La réédition de ce film en DVD est une bonne occasion de vérifier que ce film n'a pas pris une seule ride près de trente ans après sa réalisation et qu'il constitue toujours un véritable traumatisme pour le spectateur qui aura l'occasion de le voir. Disons-le d'emblée, c'est à la fois un très grand film mais une des œuvres les plus perturbantes qu'il m'ait été donné de voir (avec Salo de Pasolini).
Gerald Kargl nous invite à partager l'univers mental d'un tueur en série totalement fou. Pour ce faire, il réalise un film quasiment dénué de dialogue mais rythmé par une lancinante voix-off qui commente parfois l'action mais qui, la plupart du temps, nous fait partager les souvenirs et pensées du criminel. On comprend que ce jeune homme sadique a vécu une enfance traumatisante (rejeté par sa mère et battu par son beau-père) et qu'il a développé un caractère à la fois schizophrène et d'une violence extrême (la vue de la souffrance le fait jouir). Il va donc accomplir froidement son plan meurtrier, s'introduire dans une maison isolée et assassiner sauvagement une vieille femme, son fils handicapé et sa fille.
Outre le recours obsédant à cette voix-off, Kargl nous propose une mise en scène totalement démente. Pour traduire la folie de son personnage et sa perception, il multiplie les audaces visuelles : changements d'axes abrupts (avec des plongées et des contre-plongées vertigineuses), angles insolites (renforcés par l'emploi du miroir qui désoriente totalement l’œil dans l'espace), mouvements de caméra permanents (l'usage du harnais nous fait pénétrer directement dans la tête du personnage tandis que les travellings très rapides qui le suivent, avec leurs trajectoires chaotiques, traduisent parfaitement son déséquilibre mental). Tout cela produit une impression d'étouffement et prend aux tripes.
Si Angst reste un film encore plus traumatisant que d'autres œuvres s'intéressant à des tueurs en série (je pense à Henry, portrait of a serial killer ou Funny games) ou plongeant dans l'univers mental d'un cerveau détraqué (on songe parfois au très beau Clean, shaven de Kerrigan), ce n'est pas tant pour la violence qu'il montre que pour cette manière qu'il a de tenir ce point de vue unique, insoutenable par définition puisqu'il s'agit de celui d'un criminel totalement cinglé.
Prévenons quand même les âmes sensibles, la violence est parfois montrée et l'assassinat à coups de couteau de la jeune fille est particulièrement éprouvant, surtout lorsqu'on constate qu'à la fin de son méfait, le jeune homme a le pantalon baissé et qu'il boit directement le sang de sa victime à son cou.
Notons, entre parenthèses, la dimension de frustration sexuelle qui guide le tueur, comme le montre la scène du bistrot où il reluque ostensiblement deux jeunes clientes en mangeant une grosse saucisse (le montage sur les bouches en gros plans est particulièrement suggestif!).
Mais ce qu'il y a de plus dérangeant, c'est bel et bien l'absence de toute échappatoire pour le spectateur.

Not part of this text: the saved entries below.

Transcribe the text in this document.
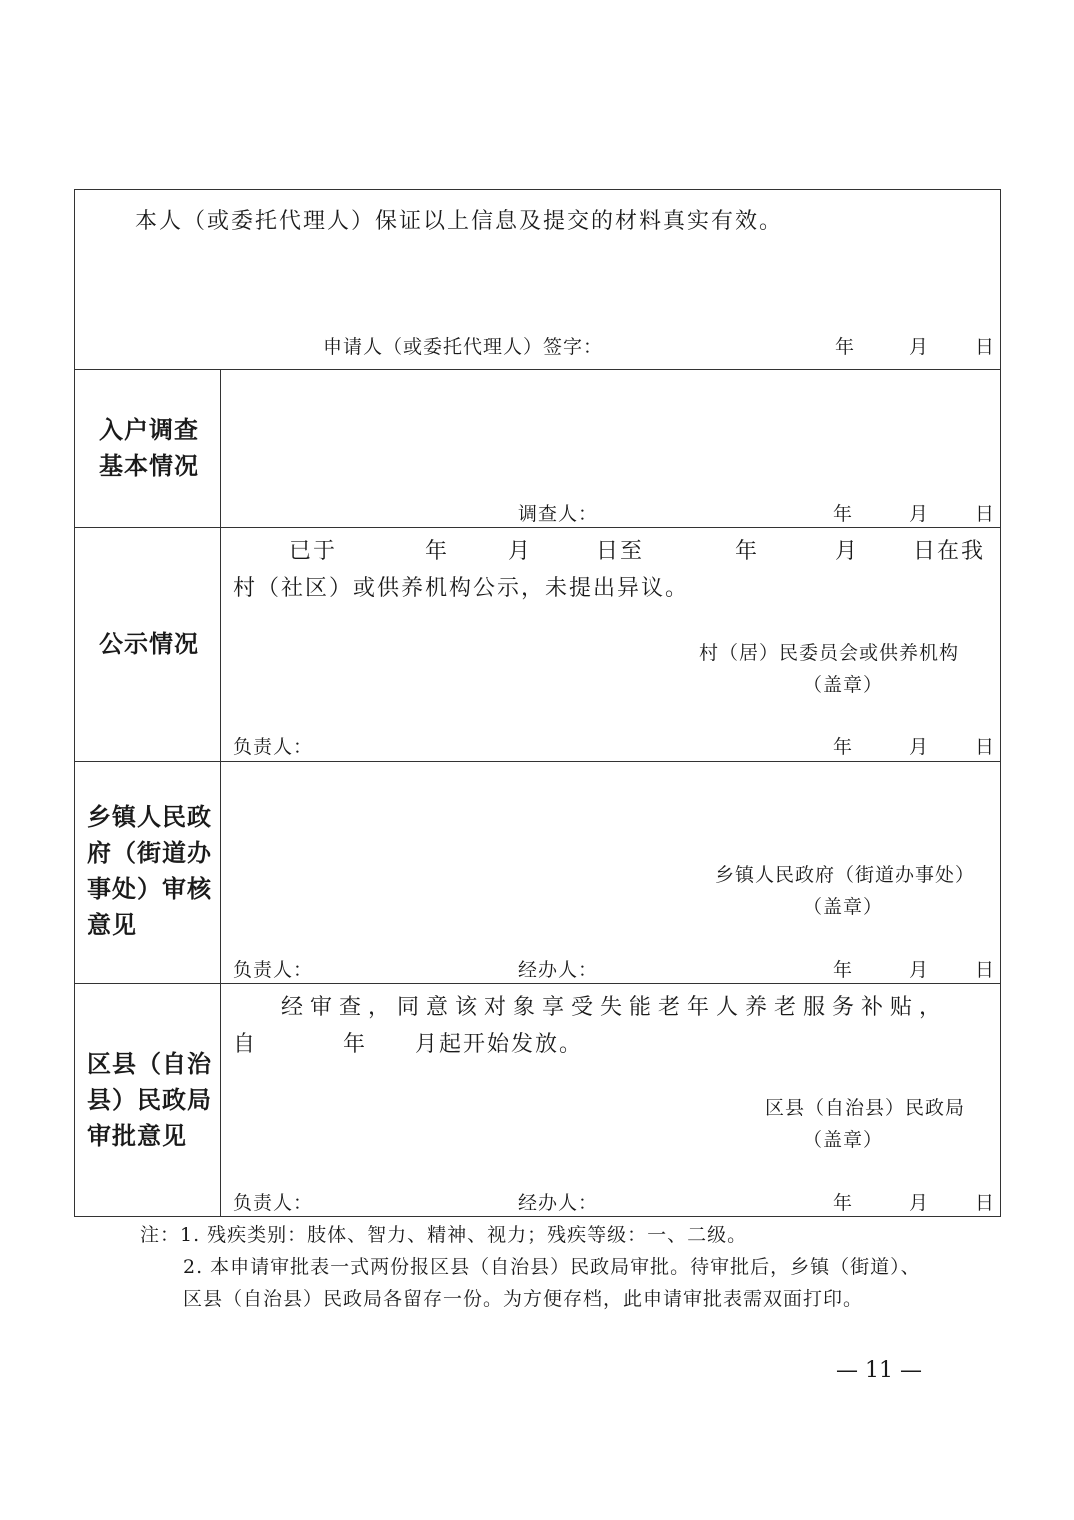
本人（或委托代理人）保证以上信息及提交的材料真实有效。
申请人（或委托代理人）签字：	年	月 日
入户调查
基本情况
调查人：	年	月 日
公示情况
已于	年	月	日至	年	月 日在我
村（社区）或供养机构公示，未提出异议。
村（居）民委员会或供养机构
（盖章）
负责人：	年	月 日
乡镇人民政
府（街道办
事处）审核
意见
乡镇人民政府（街道办事处）
（盖章）
负责人：	经办人：	年	月 日
区县（自治
县）民政局
审批意见
经审查，同意该对象享受失能老年人养老服务补贴，
自	年 月起开始发放。
区县（自治县）民政局
（盖章）
负责人：	经办人：	年	月 日
注：1. 残疾类别：肢体、智力、精神、视力；残疾等级：一、二级。
2. 本申请审批表一式两份报区县（自治县）民政局审批。待审批后，乡镇（街道）、
区县（自治县）民政局各留存一份。为方便存档，此申请审批表需双面打印。
— 11 —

Jamais il ne sortira de la tête de ce tueur, à un point tel que tout point de vue « moral » finit par se brouiller et qu'on en arrive presque à trembler pour lui. Dans un film comme Funny games, le cinéaste filme l'utra violence avec une froideur stylisée et il garde constamment une distance pour taper sur les doigts du spectateur (le regard d'Haneke, prof moralisateur, qui tape sur les doigts des mauvais élèves prêts à jouir de cette violence). Dans le film d'horreur le plus vulgaire et le plus complaisant, on reste toujours du côté des victimes auxquelles on s'identifie. Dans Angst, on ne quitte pas les pensées du tueur et on est véritablement saisi par une sorte de vertige tant le film nous confronte à ce qu'il peut y avoir de plus obscures et de plus noires dans l'âme humaine. Kargl nous plonge dans le puits sans fond des pulsions et des névroses les plus criminelles.
L'expérience est, encore une fois, très éprouvante (on sort du film avec un goût de cendres dans la bouche) mais elle est unique...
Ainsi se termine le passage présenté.